Apesar da melhora, Bolsonaro ainda não tem previsão de alta hospitalar e seguirá em acompanhamento médico contínuo, conforme informou a equipe responsável pelo tratamento. Segundo o boletim médico, o ex-presidente está clinicamente estável e apresenta evolução considerada positiva pela equipe médica.
A possibilidade de alta depende da manutenção desse quadro nas próximas horas e dias. O documento também destaca que, caso a evolução siga satisfatória, Bolsonaro poderá deixar a terapia intensiva em breve.
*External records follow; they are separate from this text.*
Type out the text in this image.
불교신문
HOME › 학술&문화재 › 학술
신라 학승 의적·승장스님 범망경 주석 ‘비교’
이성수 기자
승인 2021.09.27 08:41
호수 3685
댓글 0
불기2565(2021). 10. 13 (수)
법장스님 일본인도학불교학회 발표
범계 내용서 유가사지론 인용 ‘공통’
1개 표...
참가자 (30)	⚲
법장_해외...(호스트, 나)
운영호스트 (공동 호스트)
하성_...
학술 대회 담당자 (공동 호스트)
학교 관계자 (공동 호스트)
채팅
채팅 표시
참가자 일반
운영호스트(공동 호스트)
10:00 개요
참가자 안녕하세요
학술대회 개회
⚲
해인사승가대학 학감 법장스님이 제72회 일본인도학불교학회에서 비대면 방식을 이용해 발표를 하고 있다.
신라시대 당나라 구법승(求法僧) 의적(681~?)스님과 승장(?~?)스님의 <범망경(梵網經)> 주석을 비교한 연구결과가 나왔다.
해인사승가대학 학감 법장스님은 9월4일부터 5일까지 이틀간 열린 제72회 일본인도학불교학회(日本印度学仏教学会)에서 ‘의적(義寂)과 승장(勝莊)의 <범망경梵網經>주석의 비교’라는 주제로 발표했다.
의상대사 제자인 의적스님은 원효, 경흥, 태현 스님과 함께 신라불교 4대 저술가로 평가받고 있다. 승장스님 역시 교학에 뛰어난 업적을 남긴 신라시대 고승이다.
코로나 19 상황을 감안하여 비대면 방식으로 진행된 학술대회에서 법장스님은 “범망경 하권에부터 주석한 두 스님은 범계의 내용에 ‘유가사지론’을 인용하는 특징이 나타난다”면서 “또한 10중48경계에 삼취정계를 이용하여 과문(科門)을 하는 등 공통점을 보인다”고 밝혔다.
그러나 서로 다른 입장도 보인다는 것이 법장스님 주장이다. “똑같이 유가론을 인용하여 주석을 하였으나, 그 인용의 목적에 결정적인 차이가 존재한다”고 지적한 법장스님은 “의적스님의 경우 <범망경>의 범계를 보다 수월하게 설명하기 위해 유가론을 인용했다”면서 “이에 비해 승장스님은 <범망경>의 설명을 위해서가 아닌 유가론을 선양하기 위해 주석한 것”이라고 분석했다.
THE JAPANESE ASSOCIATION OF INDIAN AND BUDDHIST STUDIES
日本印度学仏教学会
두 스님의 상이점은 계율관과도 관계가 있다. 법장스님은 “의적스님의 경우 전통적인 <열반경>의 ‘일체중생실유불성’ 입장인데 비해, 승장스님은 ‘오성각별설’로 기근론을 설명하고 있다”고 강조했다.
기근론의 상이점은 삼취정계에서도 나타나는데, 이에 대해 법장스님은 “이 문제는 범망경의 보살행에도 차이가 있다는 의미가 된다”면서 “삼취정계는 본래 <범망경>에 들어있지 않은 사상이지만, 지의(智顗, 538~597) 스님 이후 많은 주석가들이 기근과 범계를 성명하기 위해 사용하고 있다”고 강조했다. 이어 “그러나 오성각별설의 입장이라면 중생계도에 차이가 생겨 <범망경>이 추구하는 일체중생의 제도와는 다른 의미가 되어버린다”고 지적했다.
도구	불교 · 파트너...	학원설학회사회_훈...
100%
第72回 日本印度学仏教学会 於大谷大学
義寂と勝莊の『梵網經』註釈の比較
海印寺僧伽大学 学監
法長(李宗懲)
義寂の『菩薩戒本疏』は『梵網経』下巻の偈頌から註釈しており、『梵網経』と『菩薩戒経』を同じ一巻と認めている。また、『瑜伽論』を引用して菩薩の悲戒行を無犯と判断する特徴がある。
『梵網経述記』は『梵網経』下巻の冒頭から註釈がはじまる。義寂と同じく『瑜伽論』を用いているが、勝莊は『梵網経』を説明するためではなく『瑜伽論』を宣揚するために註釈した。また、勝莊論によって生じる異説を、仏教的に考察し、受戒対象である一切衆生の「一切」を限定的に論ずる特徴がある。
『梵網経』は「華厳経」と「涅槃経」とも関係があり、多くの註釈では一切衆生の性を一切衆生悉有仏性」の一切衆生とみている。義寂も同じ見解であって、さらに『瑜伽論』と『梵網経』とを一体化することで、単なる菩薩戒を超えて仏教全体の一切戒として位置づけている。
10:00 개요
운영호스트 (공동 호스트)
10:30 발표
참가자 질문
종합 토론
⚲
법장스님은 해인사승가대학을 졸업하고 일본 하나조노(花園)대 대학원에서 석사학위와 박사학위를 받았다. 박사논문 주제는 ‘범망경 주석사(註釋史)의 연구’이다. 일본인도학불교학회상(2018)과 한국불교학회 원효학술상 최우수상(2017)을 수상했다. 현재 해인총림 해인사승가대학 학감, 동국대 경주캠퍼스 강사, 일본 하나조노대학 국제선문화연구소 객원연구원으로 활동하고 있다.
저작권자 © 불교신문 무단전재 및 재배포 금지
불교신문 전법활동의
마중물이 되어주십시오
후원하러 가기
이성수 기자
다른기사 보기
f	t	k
Atualmente, ele permanece sob cuidados intensivos e monitoramento constante.
A internação ocorreu no dia 13 de março, após Bolsonaro passar mal na Papudinha, em Brasília. Ele foi encaminhado ao hospital para avaliação e tratamento imediato. Na ocasião, os médicos identificaram um quadro de pneumonia decorrente de broncoaspiração.
Esta condição pode afetar a capacidade respiratória e exige cuidados intensivos, principalmente em pacientes com histórico de saúde delicado. Desde então, o ex-presidente vem sendo acompanhado de forma rigorosa pela equipe médica.
Além das questões médicas, o caso também envolve aspectos jurídicos. Nesta segunda-feira, a Procuradoria-Geral da República (PGR) se manifestou ao Supremo Tribunal Federal (STF) a favor da concessão de prisão domiciliar para Bolsonaro.
O parecer, assinado pelo procurador-geral Paulo Gonet, será analisado pelo ministro Alexandre de Moraes. A solicitação partiu da defesa do ex-presidente, que argumenta a necessidade de cuidados especiais.
Segundo a PGR, o estado de saúde de Bolsonaro reforça a necessidade de medidas alternativas ao regime atual, considerando a preservação de sua integridade física. Jair Bolsonaro foi condenado a 27 anos e 3 meses de prisão por tentativa de golpe de Estado e atualmente cumpre pena na Papudinha, em Brasília.
O pedido de prisão domiciliar está em análise e pode alterar o regime de cumprimento da pena. A decisão final caberá ao STF, que irá considerar tanto o parecer da PGR quanto a condição de saúde do ex-presidente.
O processo segue em avaliação e pode trazer novos desdobramentos nos próximos dias. Enquanto isso, Bolsonaro permanece hospitalizado, em recuperação, com acompanhamento médico constante.
A internação do ex-presidente destacou os procedimentos médicos para casos de broncoaspiração, que exigem atenção redobrada em unidades hospitalares. O monitoramento constante é parte padrão do tratamento para garantir a estabilidade do paciente.
O Hospital DF Star, onde ele está internado, é uma unidade de referência na capital federal. Situações como essa, que envolvem figuras públicas de alto perfil, costumam gerar amplo acompanhamento por parte da imprensa e da opinião pública.
O desfecho jurídico, com a análise do pedido de prisão domiciliar pelo STF, será determinado com base no quadro de saúde atual e nos pareceres técnicos apresentados. A evolução clínica continua sendo o foco principal da equipe médica responsável.